Tuesday, August 28, 2012

I Am Host To A Wily Beast

Today is the last day of summer.  We ate the remainder of it at the fair last night- mostly cotton candy and popcorn with a few maple creamees on the side.  We might jump some cliffs today but the clouds of school are hanging pretty low.  And something called sock-her starts tonight.   The boys are buying cleats...again.  It happens way too often around here.

We've had a pretty eventful couple of weeks.  It all started when these guys turned 8.



The goggles, I'd like to report, have not been chewed by Bee (yet).







The reading lamps, I'd like to report as well, have not been used (yet).  Cripes all mighty making these boys read is like pulling out their toe nails one by one.




Well, they got some pretty sweet swag- boots and camelbacks and....




the worst looking chocolate cake I've ever made.   Well, for some reason EIGHT comes with the right to put your hands in your pants when you're sitting on the couch watching a movie with your mother.  It also gives you the right to look at your muscles more often and to start smelling your body odor.  I know, who knew, right?





Two days after that my husband turned 40.  FORTY.  Now, he already plays with his dingaling and looks at his muscles and smells his own body odor, but all that doesn't matter because in case you haven't noticed he's HOT. 

And so with the help of Dirty Steve, I was able to plan a weekend in Bristol, RI with the majority of the Mothership, one of whom (the dingaling on the far left) came all the way from L.A. to touch Paul Bunyan's muscles.  They sure do love to do that.  And Jarhead, although he drove from Lake George, is from Aspen, CO and Timmy James Hender Fender, although he drove from Newport, RI, is from Lake Forest, IL.  And Stinky Jon drove down the next day from N.H.




We ate a few of these, dipped in a little bit of that, with a bunch of that on the side and we slurped it down with a few of those.  



 Definitely just what Paul Bunyan wanted- a weekend with his favorite friends, in one of his favorite places, eating his favorite things and being....




young at heart.

 Four days after that we swam in a dinner of tomatoes at the Kitchen Table Bistro's annual tomato dinner.  FOURTEEN years of marriage.   That means we've earned the right to now publicly display our affection and touch each other wherever we want when we're watching a movie on the couch.  It also means that we've been married long enough to feel sad about losing Paul Bunyan's wedding band this summer at the beach but not overly concerned about replacing it right now.  He says he won't pretend NOT to be married when he's at the bars downtown dancing like a college boy but then again he has all those muscles now.

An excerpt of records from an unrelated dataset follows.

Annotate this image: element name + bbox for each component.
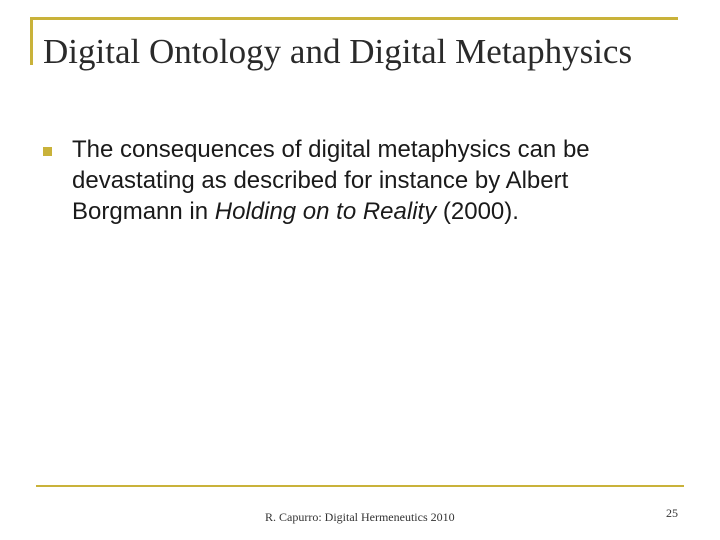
- bullet-text-year: (2000).: [436, 198, 519, 225]
- bullet-list: [43, 134, 683, 227]
- square-bullet-icon: [43, 147, 52, 156]
- title-frame-left-rule: [30, 17, 33, 65]
- bullet-text-intro: The consequences of digital metaphysics can be devastating as described for instance by Albert Borgmann in: [72, 136, 590, 225]
- page-number: 25: [666, 506, 678, 520]
- bullet-item: [43, 134, 683, 227]
- book-title: Holding on to Reality: [214, 198, 437, 225]
- footer-text: R. Capurro: Digital Hermeneutics 2010: [265, 510, 455, 524]
- footer-rule: [36, 485, 684, 487]
- slide-title: Digital Ontology and Digital Metaphysics: [43, 32, 633, 71]
- title-frame-top-rule: [30, 17, 678, 20]
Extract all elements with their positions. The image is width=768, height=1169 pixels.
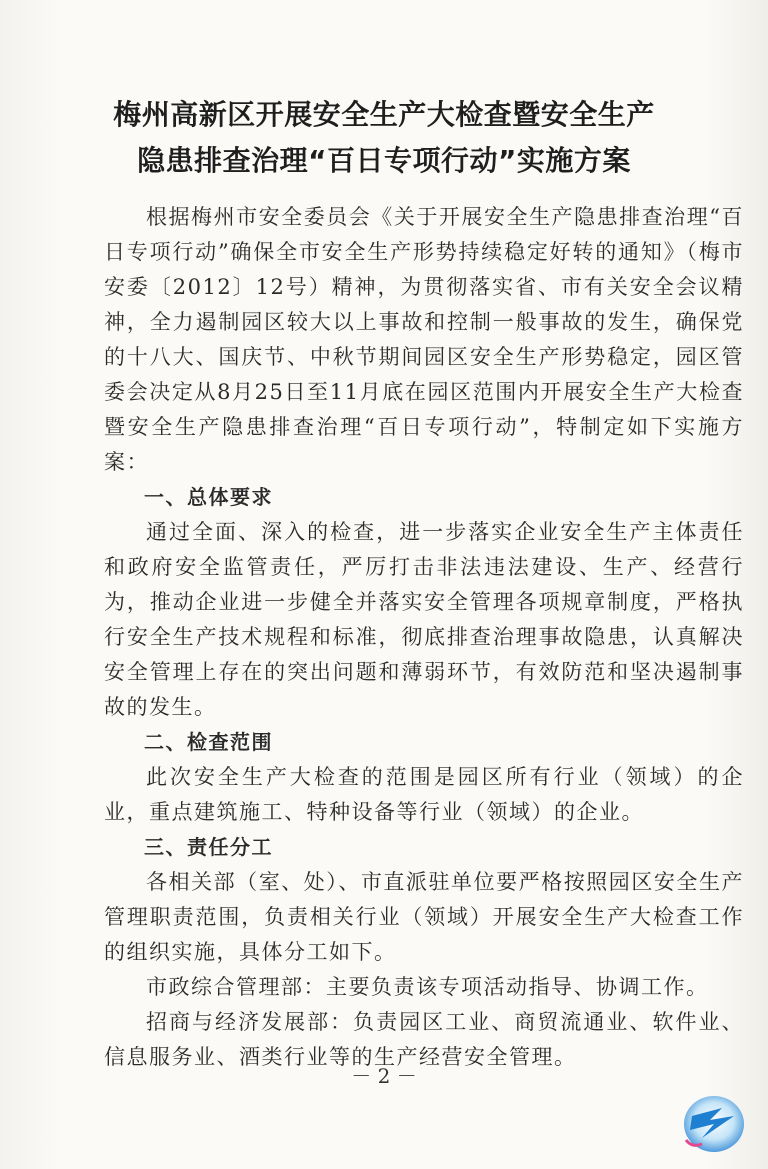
section-paragraph: 此次安全生产大检查的范围是园区所有行业（领域）的企业，重点建筑施工、特种设备等行业（领域）的企业。 bbox=[104, 765, 744, 824]
section-paragraph: 招商与经济发展部：负责园区工业、商贸流通业、软件业、信息服务业、酒类行业等的生产经营安全管理。 bbox=[104, 1010, 744, 1069]
intro-paragraph: 根据梅州市安全委员会《关于开展安全生产隐患排查治理“百日专项行动”确保全市安全生产形势持续稳定好转的通知》（梅市安委〔2012〕12号）精神，为贯彻落实省、市有关安全会议精神，全力遏制园区较大以上事故和控制一般事故的发生，确保党的十八大、国庆节、中秋节期间园区安全生产形势稳定，园区管委会决定从8月25日至11月底在园区范围内开展安全生产大检查暨安全生产隐患排查治理“百日专项行动”，特制定如下实施方案： bbox=[104, 205, 744, 474]
section-paragraph: 市政综合管理部：主要负责该专项活动指导、协调工作。 bbox=[146, 975, 709, 999]
section-paragraph: 通过全面、深入的检查，进一步落实企业安全生产主体责任和政府安全监管责任，严厉打击非法违法建设、生产、经营行为，推动企业进一步健全并落实安全管理各项规章制度，严格执行安全生产技术规程和标准，彻底排查治理事故隐患，认真解决安全管理上存在的突出问题和薄弱环节，有效防范和坚决遏制事故的发生。 bbox=[104, 520, 744, 719]
section-heading-scope: 二、检查范围 bbox=[144, 730, 273, 754]
title-line-1: 梅州高新区开展安全生产大检查暨安全生产 bbox=[113, 98, 655, 131]
section-paragraph: 各相关部（室、处）、市直派驻单位要严格按照园区安全生产管理职责范围，负责相关行业（领域）开展安全生产大检查工作的组织实施，具体分工如下。 bbox=[104, 870, 744, 964]
section-heading-general: 一、总体要求 bbox=[144, 485, 273, 509]
document-body bbox=[104, 200, 744, 1075]
page-number: － 2 － bbox=[351, 1064, 417, 1088]
section-heading-responsibility: 三、责任分工 bbox=[144, 835, 273, 859]
title-line-2: 隐患排查治理“百日专项行动”实施方案 bbox=[137, 144, 631, 177]
lightning-logo-icon bbox=[672, 1090, 752, 1160]
document-title bbox=[60, 92, 708, 184]
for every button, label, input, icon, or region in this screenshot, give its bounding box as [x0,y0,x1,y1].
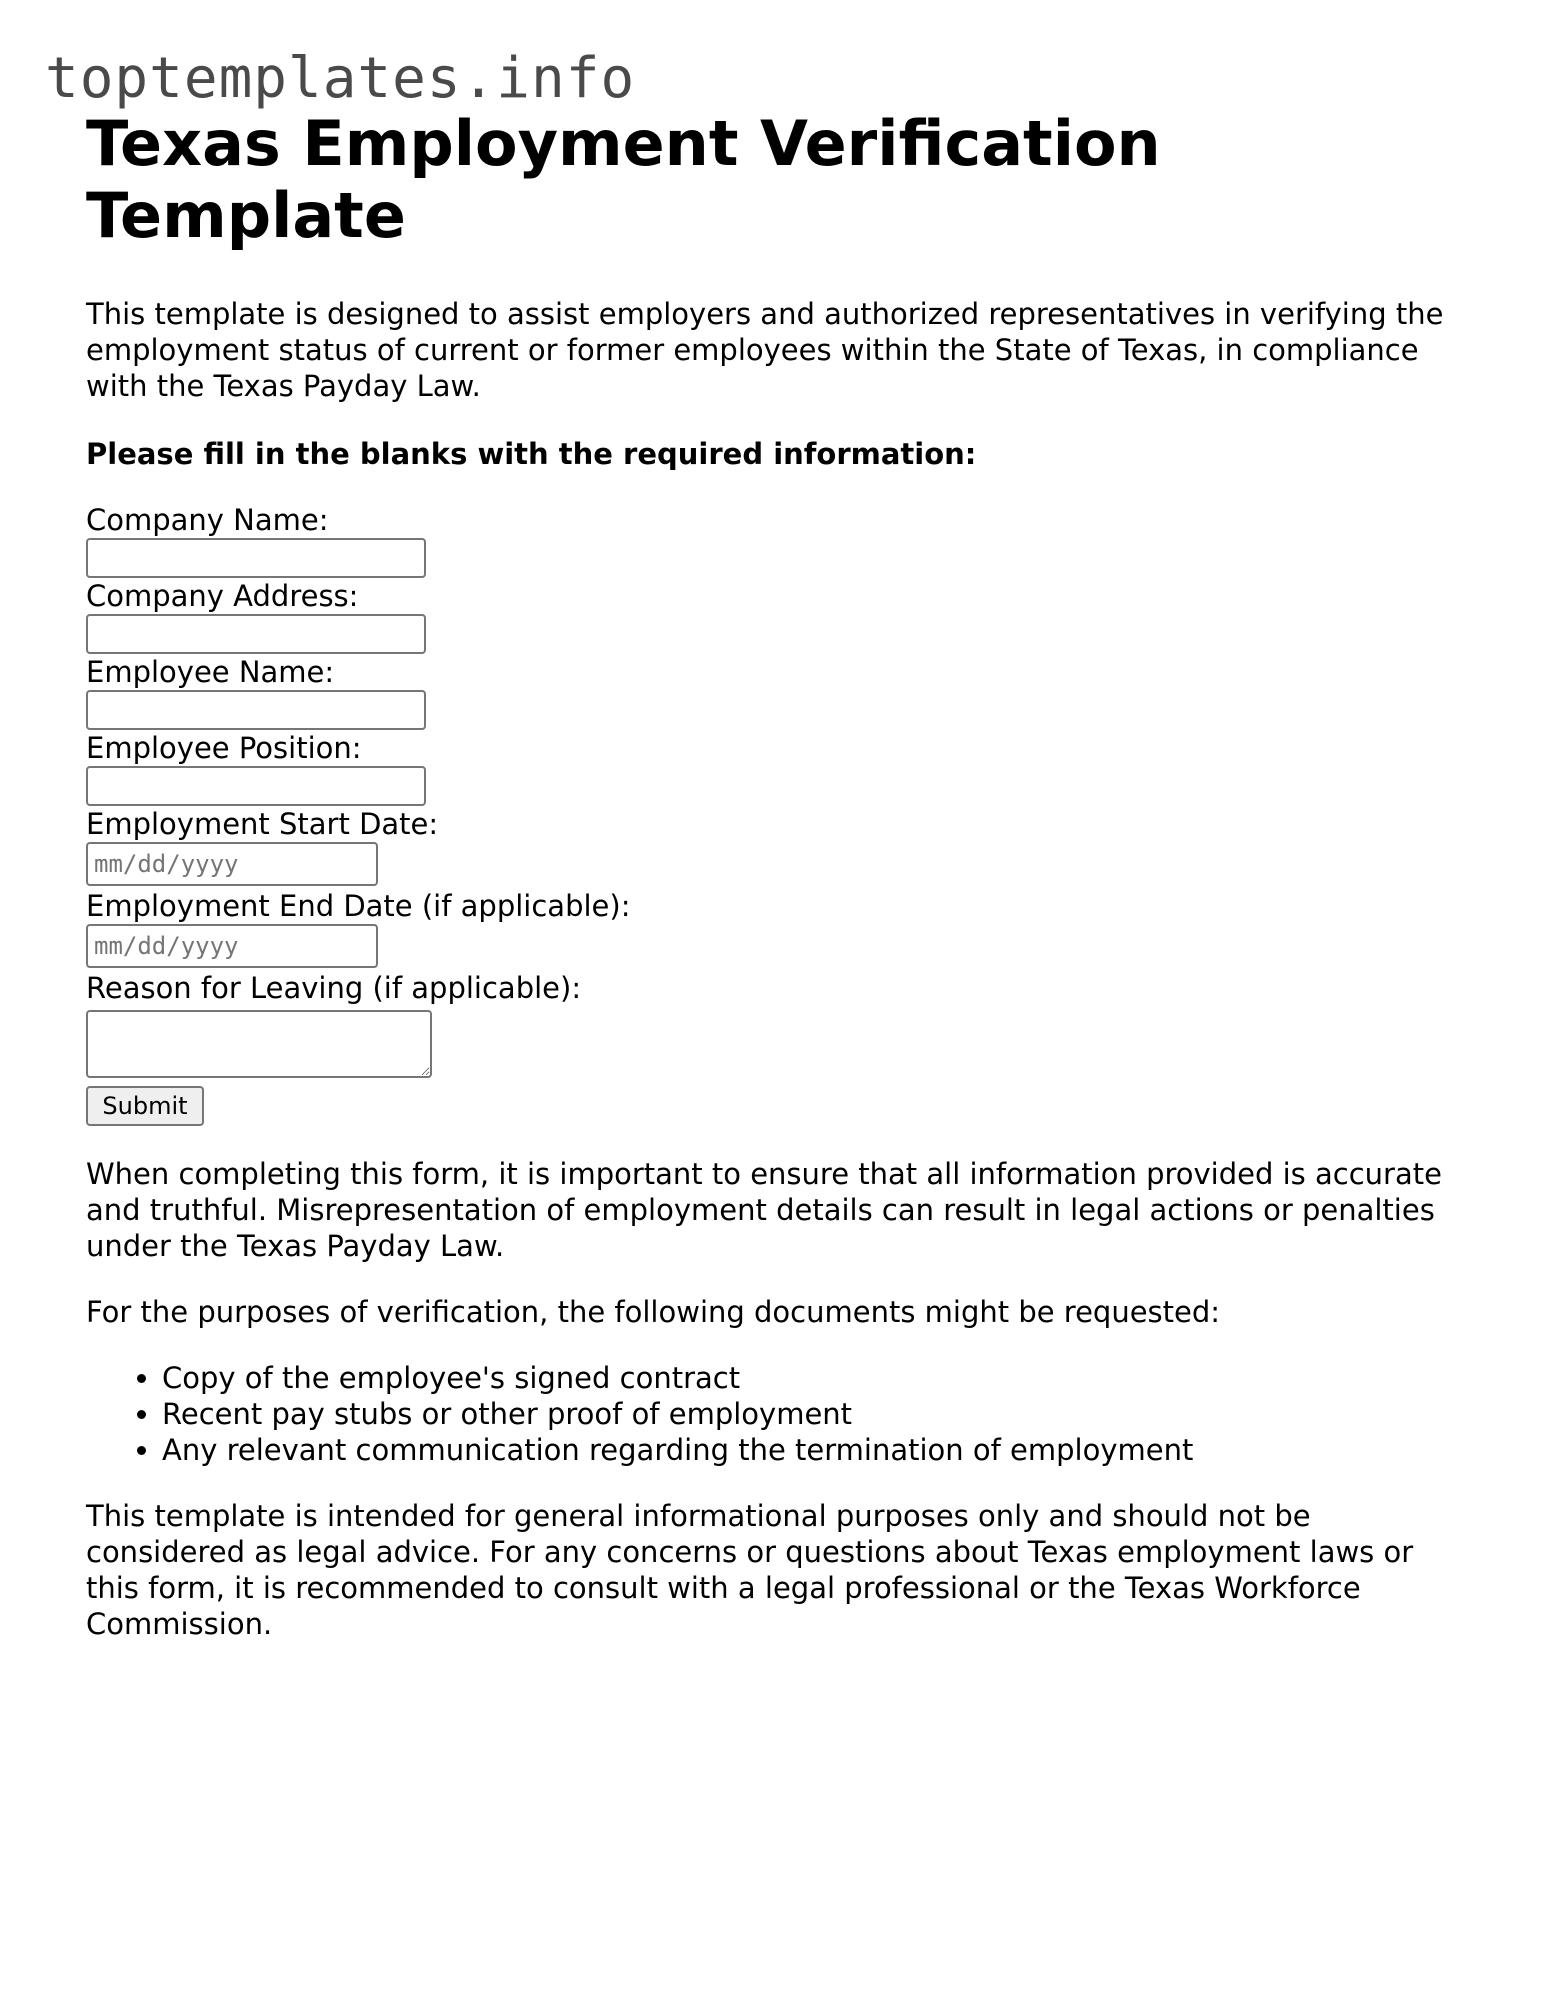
verification-form [86,502,1466,1126]
company-name-label: Company Name: [86,503,329,537]
company-name-input[interactable] [86,538,426,578]
employee-name-label: Employee Name: [86,655,335,689]
reason-label: Reason for Leaving (if applicable): [86,971,582,1005]
list-item: • Recent pay stubs or other proof of employment [162,1396,1466,1432]
documents-intro: For the purposes of verification, the following documents might be requested: [86,1295,1221,1329]
document-content [86,108,1466,1642]
submit-button[interactable]: Submit [86,1086,204,1126]
start-date-label: Employment Start Date: [86,807,439,841]
list-item: • Copy of the employee's signed contract [162,1360,1466,1396]
employee-position-label: Employee Position: [86,731,362,765]
end-date-label: Employment End Date (if applicable): [86,889,631,923]
accuracy-note: When completing this form, it is important to ensure that all information provided is accurate and truthful. Misrepresentation of employment details can result in legal actions or penalties under the Texas Payday Law. [86,1157,1442,1263]
intro-paragraph: This template is designed to assist employers and authorized representatives in verifying the employment status of current or former employees within the State of Texas, in compliance with the Texas Payday Law. [86,297,1444,403]
disclaimer-paragraph: This template is intended for general informational purposes only and should not be considered as legal advice. For any concerns or questions about Texas employment laws or this form, it is recommended to consult with a legal professional or the Texas Workforce Commission. [86,1499,1414,1641]
company-address-input[interactable] [86,614,426,654]
company-address-label: Company Address: [86,579,359,613]
start-date-input[interactable] [86,842,378,886]
employee-position-input[interactable] [86,766,426,806]
page-title: Texas Employment Verification Template [86,107,1161,252]
form-instruction: Please fill in the blanks with the required information: [86,437,977,471]
list-item: • Any relevant communication regarding the termination of employment [162,1432,1466,1468]
watermark-text: toptemplates.info [45,46,636,111]
end-date-input[interactable] [86,924,378,968]
reason-textarea[interactable] [86,1010,432,1078]
employee-name-input[interactable] [86,690,426,730]
documents-list [86,1360,1466,1468]
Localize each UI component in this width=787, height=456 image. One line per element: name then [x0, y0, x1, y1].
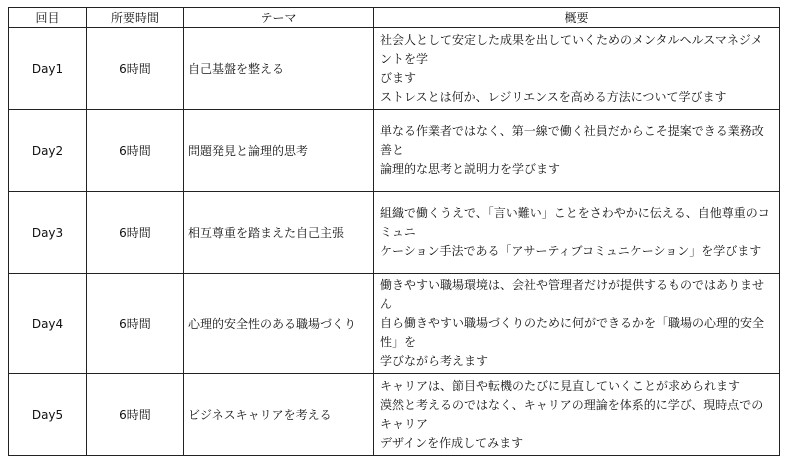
summary-line: 論理的な思考と説明力を学びます [380, 162, 561, 176]
table-row [9, 192, 780, 274]
header-row [9, 8, 780, 28]
table-row [9, 374, 780, 456]
theme-cell: ビジネスキャリアを考える [184, 374, 374, 456]
table-row [9, 28, 780, 110]
hours-cell: 6時間 [87, 28, 184, 110]
table-row [9, 274, 780, 374]
summary-line: 自ら働きやすい職場づくりのために何ができるかを「職場の心理的安全性」を [380, 316, 765, 349]
header-summary: 概要 [374, 8, 780, 28]
summary-cell [374, 374, 780, 456]
day-cell: Day5 [9, 374, 87, 456]
table-row [9, 110, 780, 192]
theme-cell: 問題発見と論理的思考 [184, 110, 374, 192]
header-theme: テーマ [184, 8, 374, 28]
training-schedule [8, 7, 780, 456]
header-round: 回目 [9, 8, 87, 28]
summary-cell [374, 274, 780, 374]
theme-cell: 心理的安全性のある職場づくり [184, 274, 374, 374]
summary-line: 学びながら考えます [380, 354, 489, 368]
summary-line: 漠然と考えるのではなく、キャリアの理論を体系的に学び、現時点でのキャリア [380, 397, 764, 431]
theme-cell: 自己基盤を整える [184, 28, 374, 110]
header-hours: 所要時間 [87, 8, 184, 28]
summary-line: びます [380, 70, 417, 85]
day-cell: Day3 [9, 192, 87, 274]
schedule-table [8, 7, 780, 456]
hours-cell: 6時間 [87, 374, 184, 456]
summary-line: 社会人として安定した成果を出していくためのメンタルヘルスマネジメントを学 [380, 32, 763, 66]
summary-line: ストレスとは何か、レジリエンスを高める方法について学びます [380, 89, 727, 104]
summary-line: ケーション手法である「アサーティブコミュニケーション」を学びます [380, 244, 762, 258]
summary-line: 働きやすい職場環境は、会社や管理者だけが提供するものではありません [380, 278, 765, 311]
day-cell: Day2 [9, 110, 87, 192]
theme-cell: 相互尊重を踏まえた自己主張 [184, 192, 374, 274]
hours-cell: 6時間 [87, 110, 184, 192]
summary-line: キャリアは、節目や転機のたびに見直していくことが求められます [380, 378, 741, 393]
summary-cell [374, 192, 780, 274]
day-cell: Day1 [9, 28, 87, 110]
summary-cell [374, 28, 780, 110]
summary-line: デザインを作成してみます [380, 435, 524, 450]
day-cell: Day4 [9, 274, 87, 374]
hours-cell: 6時間 [87, 274, 184, 374]
summary-line: 単なる作業者ではなく、第一線で働く社員だからこそ提案できる業務改善と [380, 124, 764, 157]
summary-line: 組織で働くうえで、「言い難い」ことをさわやかに伝える、自他尊重のコミュニ [380, 206, 770, 239]
summary-cell [374, 110, 780, 192]
hours-cell: 6時間 [87, 192, 184, 274]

Two days after that- after being off my antibiotics for a week- the wily lyme beast reared its ugly head.  Right back where I started two plus years ago.  It was laying dormant for this whole year.  I'm trying to find hope in striped rocks on the road as I pull up Japanese Knotwood roots to pulverize into a remedy.  I'll eat octopus if I have to.  Anything to kill the beast inside me before it kills me.   I'm trying to stay hopeful and to remember that EIGHT plus FORTY plus FOURTEEN is a big number to fight for. 


Friday, August 10, 2012

Mineeeeesota- One Year Later

I know you've been waiting impatiently for the video I said I was making last year of our vacation in Minnesota.  Oh, you don't remember me saying I was going to make a video of our vacation in Minnesota last year?  Good. 

Well, it's taken me a year.  And I have to let you know that I did NOT include the sounds of me drinking like a fish, eating a lot of fish, or sucking face with Paul Bunyan- all for your sake.  I have clips of those if you're interested.

I'll have some photos up next summer of this summer's adventure.  And I know you'll wait impatiently because that's just who you are.  I get it.

Minnesota 2011 from The Homesteading Hussy on Vimeo.

Friday, August 3, 2012

Heartbreak

 I don't know- we surprised attacked her.


We weren't supposed to show up until the next day.



 But Paul Bunyan wanted to drive all night, like, through the night.  To get there.



 And so he got a hug.




And all I got was a cold shoulder.  But I think it's because a) I had a camera, b) we surprised attacked her, c) she didn't want camp to end, and d) I stank.  But I really think it's because we a) taught her how to fly properly (as if there's a proper way) and b)she's about to be her own "young" woman AND if I was there it also meant that I would make her 1) wash her hands, 2)brush her teeth, 3)pick up her wet bathing suit, and 4)eat fruit and not candy (for breakfast).    Boo- mom's here.